A couple years ago while we were on vacation together, Yancey's sister Kelly made taco salad with fried potatoes and I've been making it ever since. It was right on the heels of my pregnancy with Loretta, during which I craved taco salad night and day. It tasted so good, eating together in floating cabins on Ross Lake and watching the sun go down. Every time I make it, I get the gift of those memories.
Today, I read this excerpt from Mark Kurlansky's The Food of a Younger Land:
When someone says to me, "I went to Chicago last week" or "I went down to Virginia this summer," a question always comes into my mind, though I often resist asking it: "What did you eat? Anything interesting?"
I would like to know what politicians eat on the campaign trail, what Picasso ate in his pink period, what Walt Whitman ate while writing the verse that defined America, what mid-westerners bring to potlucks, what is served at company banquets, what is in a Sunday dinner these days, and what workers bring for lunch. What people eat is not well documented. Food writers prefer to focus on fashionable, expensive restaurants whose creative dishes reflect little of what most people are eating. We know everything about Paris restaurants but nothing about what Parisians eat. We know little about what Americans eat and less about what they ate.
"What people eat is not well documented." I think that's starting to change with the advent of food blogs, but lots of bloggers make special things to post or they are professional food stylists or bakers. What I really love is knowing what people bring to work for lunch (or what Wyatt had in the school cafeteria), what they have at family potlucks, what they scrounge for late at night. I've been a reader all my life, and even in childhood, it was the bits about food I read over and over--Tasha Tudor's A Time to Keep, Wind in the Willows' descriptive passages about picnics. Still, when I read fiction, poetry, non-fiction that's specifically not about food, it's the by-the-way descriptions of lunch or snacks that hook me. And when I remember vacations or anniversaries or pretty much any occasion, for that matter, it's the food that distinguishes it from other days. Yancey always rolls his eyes at how much we pack into Ross Lake, but the eating is what it's all about, right?

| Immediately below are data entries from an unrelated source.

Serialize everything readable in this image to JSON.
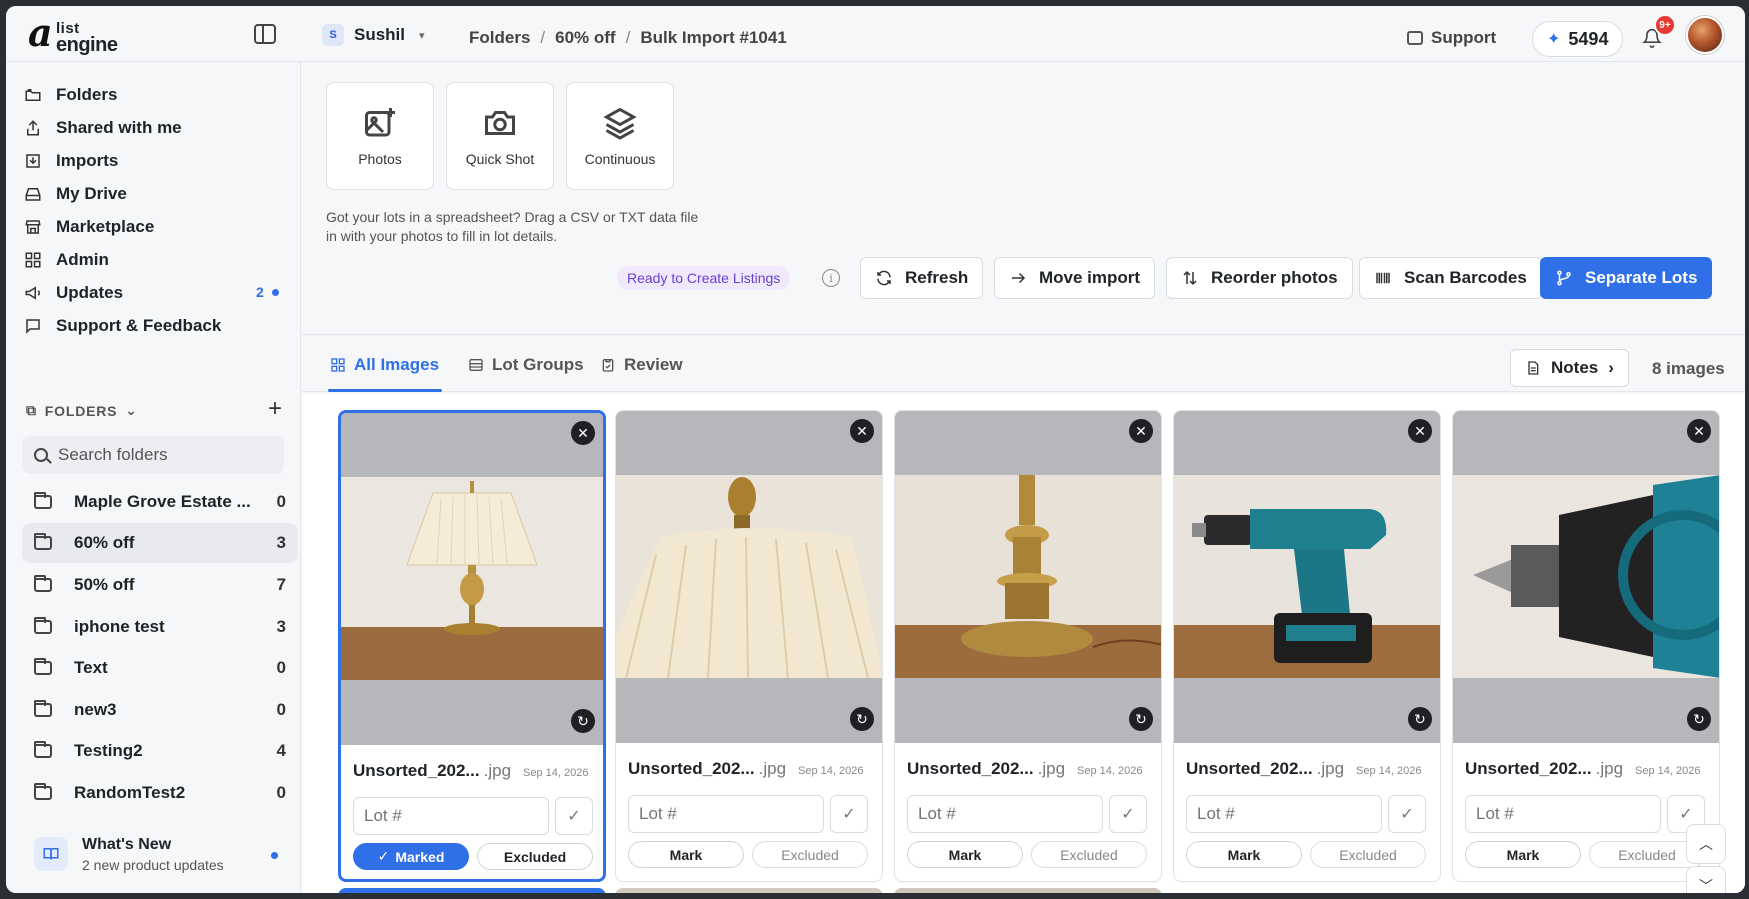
{
  "app": {
    "logo_top": "list",
    "logo_bottom": "engine",
    "logo_mark": "a"
  },
  "topbar": {
    "workspace_initial": "S",
    "workspace_name": "Sushil",
    "breadcrumb": [
      "Folders",
      "60% off",
      "Bulk Import #1041"
    ],
    "support_label": "Support",
    "credits": "5494",
    "notifications_badge": "9+"
  },
  "sidebar": {
    "nav": [
      {
        "label": "Folders",
        "icon": "folders-icon"
      },
      {
        "label": "Shared with me",
        "icon": "share-icon"
      },
      {
        "label": "Imports",
        "icon": "import-icon"
      },
      {
        "label": "My Drive",
        "icon": "drive-icon"
      },
      {
        "label": "Marketplace",
        "icon": "store-icon"
      },
      {
        "label": "Admin",
        "icon": "grid-icon"
      },
      {
        "label": "Updates",
        "icon": "megaphone-icon",
        "badge": "2"
      },
      {
        "label": "Support & Feedback",
        "icon": "chat-icon"
      }
    ],
    "folders_header": "FOLDERS",
    "search_placeholder": "Search folders",
    "folders": [
      {
        "name": "Maple Grove Estate ...",
        "count": "0"
      },
      {
        "name": "60% off",
        "count": "3",
        "active": true
      },
      {
        "name": "50% off",
        "count": "7"
      },
      {
        "name": "iphone test",
        "count": "3"
      },
      {
        "name": "Text",
        "count": "0"
      },
      {
        "name": "new3",
        "count": "0"
      },
      {
        "name": "Testing2",
        "count": "4"
      },
      {
        "name": "RandomTest2",
        "count": "0"
      }
    ],
    "whats_new": {
      "title": "What's New",
      "subtitle": "2 new product updates"
    }
  },
  "upload": {
    "tiles": [
      {
        "label": "Photos",
        "icon": "image-plus-icon"
      },
      {
        "label": "Quick Shot",
        "icon": "camera-icon"
      },
      {
        "label": "Continuous",
        "icon": "layers-icon"
      }
    ],
    "help_text": "Got your lots in a spreadsheet? Drag a CSV or TXT data file in with your photos to fill in lot details."
  },
  "actions": {
    "status": "Ready to Create Listings",
    "buttons": [
      {
        "label": "Refresh",
        "icon": "refresh-icon"
      },
      {
        "label": "Move import",
        "icon": "arrow-right-icon"
      },
      {
        "label": "Reorder photos",
        "icon": "sort-icon"
      },
      {
        "label": "Scan Barcodes",
        "icon": "barcode-icon"
      },
      {
        "label": "Separate Lots",
        "icon": "split-icon",
        "primary": true
      }
    ]
  },
  "tabs": {
    "items": [
      {
        "label": "All Images",
        "icon": "grid-icon",
        "active": true
      },
      {
        "label": "Lot Groups",
        "icon": "list-icon"
      },
      {
        "label": "Review",
        "icon": "clipboard-icon"
      }
    ],
    "notes_label": "Notes",
    "image_count": "8 images"
  },
  "cards": [
    {
      "name": "Unsorted_202...",
      "ext": ".jpg",
      "date": "Sep 14, 2026",
      "lot_placeholder": "Lot #",
      "mark": "Marked",
      "exclude": "Excluded",
      "marked": true,
      "subject": "lamp"
    },
    {
      "name": "Unsorted_202...",
      "ext": ".jpg",
      "date": "Sep 14, 2026",
      "lot_placeholder": "Lot #",
      "mark": "Mark",
      "exclude": "Excluded",
      "marked": false,
      "subject": "lampshade"
    },
    {
      "name": "Unsorted_202...",
      "ext": ".jpg",
      "date": "Sep 14, 2026",
      "lot_placeholder": "Lot #",
      "mark": "Mark",
      "exclude": "Excluded",
      "marked": false,
      "subject": "lamp-base"
    },
    {
      "name": "Unsorted_202...",
      "ext": ".jpg",
      "date": "Sep 14, 2026",
      "lot_placeholder": "Lot #",
      "mark": "Mark",
      "exclude": "Excluded",
      "marked": false,
      "subject": "drill"
    },
    {
      "name": "Unsorted_202...",
      "ext": ".jpg",
      "date": "Sep 14, 2026",
      "lot_placeholder": "Lot #",
      "mark": "Mark",
      "exclude": "Excluded",
      "marked": false,
      "subject": "drill-chuck"
    }
  ],
  "colors": {
    "accent": "#2f6fe8",
    "status_bg": "#efe9fb",
    "status_text": "#6b3fd4",
    "badge_red": "#e53935"
  }
}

In the by-the-way spirit, this post is definitely not something I've made just for you (no offense). It's a salad I often make when I've forgotten about a bag of potatoes. Does that ever happen to you--standing at the sink, scrubbing the eyes off? And there are so many things you can add, depending on what the produce stand had or what's on the brink in your fridge. Last night, Yancey hardly looked up from his plate--is there anything as satisfying as feeding the ones you love?

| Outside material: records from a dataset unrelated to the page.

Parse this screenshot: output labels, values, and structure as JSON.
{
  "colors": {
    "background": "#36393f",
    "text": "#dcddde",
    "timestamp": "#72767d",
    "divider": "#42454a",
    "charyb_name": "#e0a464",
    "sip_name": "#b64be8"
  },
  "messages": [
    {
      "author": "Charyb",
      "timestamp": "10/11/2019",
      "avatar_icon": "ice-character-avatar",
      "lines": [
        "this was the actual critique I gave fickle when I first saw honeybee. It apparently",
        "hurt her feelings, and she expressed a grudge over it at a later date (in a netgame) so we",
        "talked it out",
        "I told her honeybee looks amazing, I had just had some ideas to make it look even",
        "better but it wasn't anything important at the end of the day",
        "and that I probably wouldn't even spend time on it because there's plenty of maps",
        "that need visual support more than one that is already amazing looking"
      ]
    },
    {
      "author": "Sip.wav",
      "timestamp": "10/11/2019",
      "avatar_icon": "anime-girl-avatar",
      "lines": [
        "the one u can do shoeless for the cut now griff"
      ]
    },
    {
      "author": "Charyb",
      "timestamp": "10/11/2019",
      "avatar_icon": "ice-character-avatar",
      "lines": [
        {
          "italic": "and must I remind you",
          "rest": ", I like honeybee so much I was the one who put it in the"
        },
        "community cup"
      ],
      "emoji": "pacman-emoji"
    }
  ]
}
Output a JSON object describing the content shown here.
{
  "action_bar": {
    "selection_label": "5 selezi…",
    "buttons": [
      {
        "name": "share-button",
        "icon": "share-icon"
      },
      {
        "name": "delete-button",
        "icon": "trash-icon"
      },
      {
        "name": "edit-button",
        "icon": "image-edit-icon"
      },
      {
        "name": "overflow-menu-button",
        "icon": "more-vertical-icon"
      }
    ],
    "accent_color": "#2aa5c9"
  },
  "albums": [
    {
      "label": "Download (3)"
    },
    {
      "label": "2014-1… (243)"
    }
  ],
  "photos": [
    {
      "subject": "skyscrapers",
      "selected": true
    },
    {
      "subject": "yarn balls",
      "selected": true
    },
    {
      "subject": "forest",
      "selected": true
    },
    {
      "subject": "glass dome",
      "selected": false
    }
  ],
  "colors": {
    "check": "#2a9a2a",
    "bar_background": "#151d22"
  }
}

Potato Taco Salad with Creamy Lime Dressing
Serves 4. The only non-negotiables here are hot potatoes, greens, and this dressing (or something akin to it). The rest is up to you, as long as it can somehow be construed to taste taco-like. You could also make a quick dressing by mixing sour cream with bottled salsa and adding a bit more lime and salt. Because it's sort of a pain to boil the potatoes and then cool them, I've tried this salad before with roasted potatoes. Not nearly as good. You need the mush factor. If I have some potatoes that need cooking OR ELSE, I'll just boil them up when I think of it and keep them in the fridge until I can use them.
1 minced garlic clove
1/2 ts. cumin
juice of one large lime
1/2 ts chile powder
1/2 c. mayonnaise
1 1/2 lbs. potatoes, boiled and cooled (I like to use red potatoes, but it can be any kind)
1/2 ts. cumin
salt and pepper
1 ts. chile powder
Lettuce or lettuce + cabbage, arranged on four dinner plates
Any combination of the following:
Shredded sharp cheddar cheese
Sliced black olives
Sliced green onions
Canned black or pinto beans, rinsed
Pickled or fresh jalapenos
Crushed tortilla chips
Diced red onions
Diced red, yellow, or orange bell peppers
Chopped fresh cilantro
For dressing, whisk everything together, adding more of anything to taste. Set aside.

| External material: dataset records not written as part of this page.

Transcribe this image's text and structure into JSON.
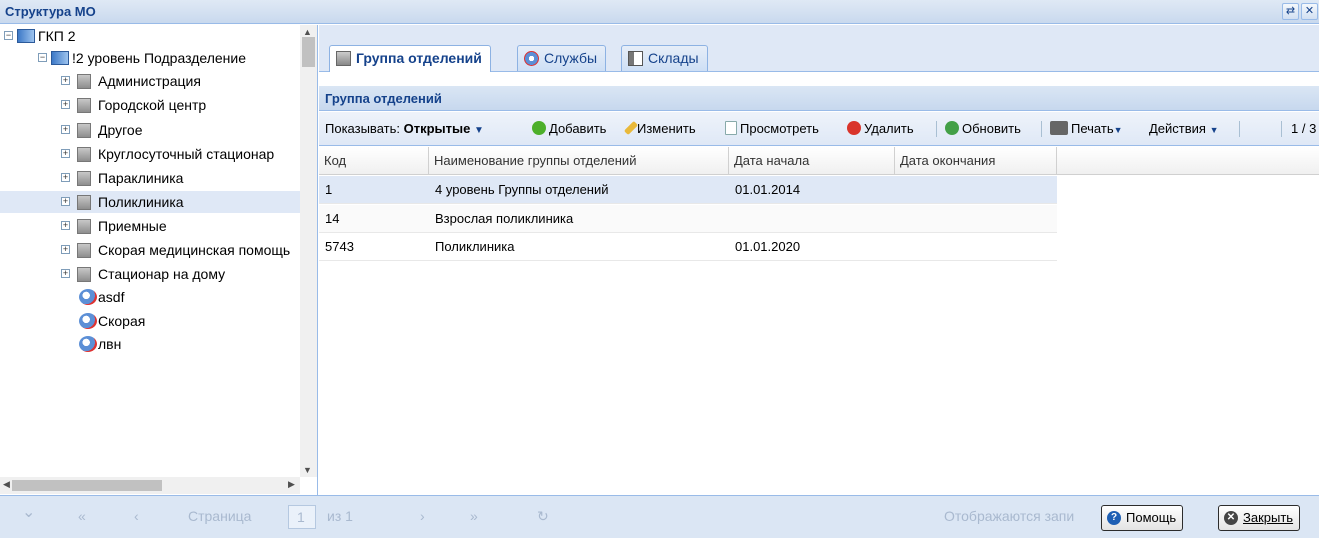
{
  "window": {
    "title": "Структура МО"
  },
  "tree": {
    "root": "ГКП 2",
    "level2": "!2 уровень Подразделение",
    "items": [
      {
        "label": "Администрация"
      },
      {
        "label": "Городской центр"
      },
      {
        "label": "Другое"
      },
      {
        "label": "Круглосуточный стационар"
      },
      {
        "label": "Параклиника"
      },
      {
        "label": "Поликлиника"
      },
      {
        "label": "Приемные"
      },
      {
        "label": "Скорая медицинская помощь"
      },
      {
        "label": "Стационар на дому"
      }
    ],
    "services": [
      {
        "label": "asdf"
      },
      {
        "label": "Скорая"
      },
      {
        "label": "лвн"
      }
    ],
    "selected": "Поликлиника"
  },
  "tabs": [
    {
      "label": "Группа отделений",
      "active": true
    },
    {
      "label": "Службы",
      "active": false
    },
    {
      "label": "Склады",
      "active": false
    }
  ],
  "panel": {
    "title": "Группа отделений"
  },
  "toolbar": {
    "show_label": "Показывать:",
    "show_value": "Открытые",
    "add": "Добавить",
    "edit": "Изменить",
    "view": "Просмотреть",
    "delete": "Удалить",
    "refresh": "Обновить",
    "print": "Печать",
    "actions": "Действия",
    "counter": "1 / 3"
  },
  "grid": {
    "columns": [
      "Код",
      "Наименование группы отделений",
      "Дата начала",
      "Дата окончания"
    ],
    "rows": [
      {
        "code": "1",
        "name": "4 уровень Группы отделений",
        "start": "01.01.2014",
        "end": ""
      },
      {
        "code": "14",
        "name": "Взрослая поликлиника",
        "start": "",
        "end": ""
      },
      {
        "code": "5743",
        "name": "Поликлиника",
        "start": "01.01.2020",
        "end": ""
      }
    ]
  },
  "pager": {
    "page_label": "Страница",
    "page_value": "1",
    "of_label": "из 1",
    "status": "Отображаются запи"
  },
  "buttons": {
    "help": "Помощь",
    "close": "Закрыть"
  },
  "colors": {
    "header": "#15428b",
    "selection": "#dfe8f6",
    "border": "#99bbe8"
  }
}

For potatoes, dice (in pretty large chunks) your boiled, cooled potatoes. Heat 2 Tb. olive oil in a nonstick or cast iron skillet. Throw in potatoes, then cumin, salt and pepper, and chile powder. Cook until heated through and getting crispy around the edges. If you're using cheese, put it on now so it melts on top of the potatoes in the skillet while you assemble the rest of the salad.
To assemble salads, line salad plates with greens. Mound hot potatoes/cheese in the middle. Top with other chosen ingredients, leaving tortilla chips for last (if using). Drizzle dressing over.